A engenheira agrônoma Daniela de Paula, de 31 anos, descobriu isso sozinha. Depois de passar a adolescência conferindo o tamanho de sua bunda em um espelho que guardava só para isso, decidiu desencanar da busca pelo ideal. “Acho que estou ótima, mas peso 60 quilos e tenho 1,67 metro, segundo o padrão de beleza que está aí, estou fora, mas o que posso fazer se eu nasci com um quadril largo? Eu sou assim e o que importa é estar saudável e com a cabeça boa”, diz. Para isso, ela faz massagem para relaxar e anda quatro vezes por semana. “Faço o ano inteiro, não tomo refrigerante e não como carne vermelha.”

Encanação com o verão ela garante não ter nenhuma. “É claro que vou comprar um biquíni bem legal e que esteja super na moda, vou passar meus cremes, mas não vou me sentir um monstro porque tenho um pouco de celulite.” Daniela, segundo conclusão própria, fez uma coisa que às vezes parece que o mundo não quer que a gente faça: amadureceu.

 

Ordens que não vamos acatar nem mortas

#1 Não vamos aderir à hidrolipoclasia, umas injeções que você toma na região em que quer perder gordura (tipo a barriga, que dor!). É uma mistura de soro fisiológico, água destilada e substâncias como alcachofra. Custa caro, mas mesmo se fosse de graça, nem injeção de alcachofra!

#2 Não vamos “seguir à risca um guia para realçar a parte mais cobiçada (e admirada) pelos homens”. Uma revista fez um “Especial Bumbum” para o verão, com dietas, cremes, choques e exercícios. Se um dia quisermos cuidar do bumbum, o motivo não vai ser agradar um homem.

#3 Não vamos “turbinar o peito”. Ou seja, colocar silicone por causa do verão. Uma publicação sugere a prótese de sustentação. “Na verdade é uma tela finíssima de silicone utilizada para levantar os seios.” Vamos lembrar de novo que se trata de uma cirurgia. E que, se você acha que silicone traz felicidade, é melhor procurar um psicólogo, não um cirurgião. 

#4 Não vamos fazer uma lipo. Sim, tem revista que sugere que a gente faça uma cirurgia só porque o verão está chegando. A novidade, a vibroliposucção também é chamada de lipo light, custa R$ 8 mil. Mas o problema principal não é esse, e sim os riscos cirúrgicos. Você vai tomar anestesia só por causa do verão.

#5 Não vamos fazer uma dieta adotada por uma famosa atriz para “enxugar”. Entre outras razões, que por falta de espaço não vamos explicar quais são, porque o jantar é composto por 6 claras de ovo cozidas no microondas. 

#6 Não vamos declarar guerra contra a celulite, como todos propõem, usando, ao mesmo tempo, tratamentos estéticos, cremes, exercícios e regimes.
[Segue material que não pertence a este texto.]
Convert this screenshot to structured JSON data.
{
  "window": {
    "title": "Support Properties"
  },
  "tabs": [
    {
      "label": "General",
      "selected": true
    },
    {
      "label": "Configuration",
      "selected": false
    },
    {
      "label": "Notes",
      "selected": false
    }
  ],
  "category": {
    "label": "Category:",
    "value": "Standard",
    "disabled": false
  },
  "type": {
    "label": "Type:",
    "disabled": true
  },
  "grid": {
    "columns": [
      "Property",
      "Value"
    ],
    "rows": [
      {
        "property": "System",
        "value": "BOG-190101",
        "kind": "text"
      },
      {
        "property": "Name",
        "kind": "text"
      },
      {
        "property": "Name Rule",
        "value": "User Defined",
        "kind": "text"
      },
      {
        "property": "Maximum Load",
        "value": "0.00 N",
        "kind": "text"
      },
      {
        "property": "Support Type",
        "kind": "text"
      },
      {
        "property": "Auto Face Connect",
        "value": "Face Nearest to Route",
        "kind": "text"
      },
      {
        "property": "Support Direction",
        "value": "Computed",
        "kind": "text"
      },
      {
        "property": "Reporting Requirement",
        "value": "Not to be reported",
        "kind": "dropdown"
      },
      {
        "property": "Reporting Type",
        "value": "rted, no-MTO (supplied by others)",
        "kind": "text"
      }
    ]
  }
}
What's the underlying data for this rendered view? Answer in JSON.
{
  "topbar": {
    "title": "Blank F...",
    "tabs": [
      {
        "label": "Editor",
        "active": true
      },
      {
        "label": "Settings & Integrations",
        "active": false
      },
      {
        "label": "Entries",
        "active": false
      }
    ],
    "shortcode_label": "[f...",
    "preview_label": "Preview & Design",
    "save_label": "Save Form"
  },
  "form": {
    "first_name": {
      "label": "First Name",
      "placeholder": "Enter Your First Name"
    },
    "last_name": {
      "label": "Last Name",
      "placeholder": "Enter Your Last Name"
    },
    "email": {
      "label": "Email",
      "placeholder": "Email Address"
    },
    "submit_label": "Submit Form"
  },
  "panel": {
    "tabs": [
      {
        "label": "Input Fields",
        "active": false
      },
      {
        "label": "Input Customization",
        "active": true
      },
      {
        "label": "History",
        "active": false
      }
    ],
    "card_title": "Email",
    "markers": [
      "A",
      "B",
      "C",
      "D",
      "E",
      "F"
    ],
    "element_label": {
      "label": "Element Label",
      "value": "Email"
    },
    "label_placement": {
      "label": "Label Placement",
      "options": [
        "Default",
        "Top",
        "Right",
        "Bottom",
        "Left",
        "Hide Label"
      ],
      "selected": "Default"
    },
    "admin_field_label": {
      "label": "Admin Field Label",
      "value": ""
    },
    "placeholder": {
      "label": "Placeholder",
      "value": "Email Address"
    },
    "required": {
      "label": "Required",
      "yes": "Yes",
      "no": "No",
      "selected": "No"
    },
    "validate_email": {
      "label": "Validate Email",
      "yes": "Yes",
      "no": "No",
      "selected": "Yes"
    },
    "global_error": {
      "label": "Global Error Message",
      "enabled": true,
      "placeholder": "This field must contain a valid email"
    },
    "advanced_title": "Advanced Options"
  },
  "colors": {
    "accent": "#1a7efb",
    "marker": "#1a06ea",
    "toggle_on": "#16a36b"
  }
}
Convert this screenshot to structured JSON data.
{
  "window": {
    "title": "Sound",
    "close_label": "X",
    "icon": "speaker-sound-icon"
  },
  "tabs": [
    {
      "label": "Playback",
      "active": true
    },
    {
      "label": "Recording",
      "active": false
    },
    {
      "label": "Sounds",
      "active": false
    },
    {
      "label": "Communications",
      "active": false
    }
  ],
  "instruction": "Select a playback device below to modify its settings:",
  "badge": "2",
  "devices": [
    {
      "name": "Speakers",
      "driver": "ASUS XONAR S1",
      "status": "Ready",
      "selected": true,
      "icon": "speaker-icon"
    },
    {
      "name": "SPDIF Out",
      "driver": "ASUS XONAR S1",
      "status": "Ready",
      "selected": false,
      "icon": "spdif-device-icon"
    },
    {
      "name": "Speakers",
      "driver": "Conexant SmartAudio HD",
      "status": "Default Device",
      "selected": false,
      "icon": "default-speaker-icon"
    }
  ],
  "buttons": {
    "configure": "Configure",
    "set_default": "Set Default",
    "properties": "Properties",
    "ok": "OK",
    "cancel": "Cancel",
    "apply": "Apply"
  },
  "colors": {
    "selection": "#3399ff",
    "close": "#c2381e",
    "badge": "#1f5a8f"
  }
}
Sabemos que não vamos acabar com elas em dois meses. E celulite não é uma coisa que pode, como dizem, “ser derretida”. 

#7 Nós, como todo mundo, queremos estar bonitas. Se sentir bem e se cuidar é muito bom. Uma plástica até pode ser legal se fizer bem para a pessoa. O que não achamos bacana é a banalização dessas coisas. Sim, nós vamos fazer exercício no mínimo duas vezes por semana ou meia hora por dia, como recomendam os médicos. Também vamos cuidar da nossa alimentação para que ela seja o mais saudável possível. Não vamos esquecer ainda que temos um código genético e que precisamos respeitá-lo (o DNA de Gisele Bündchen é exclusividade dela). E, principalmente, vamos ser felizes, sem encanações desnecessárias.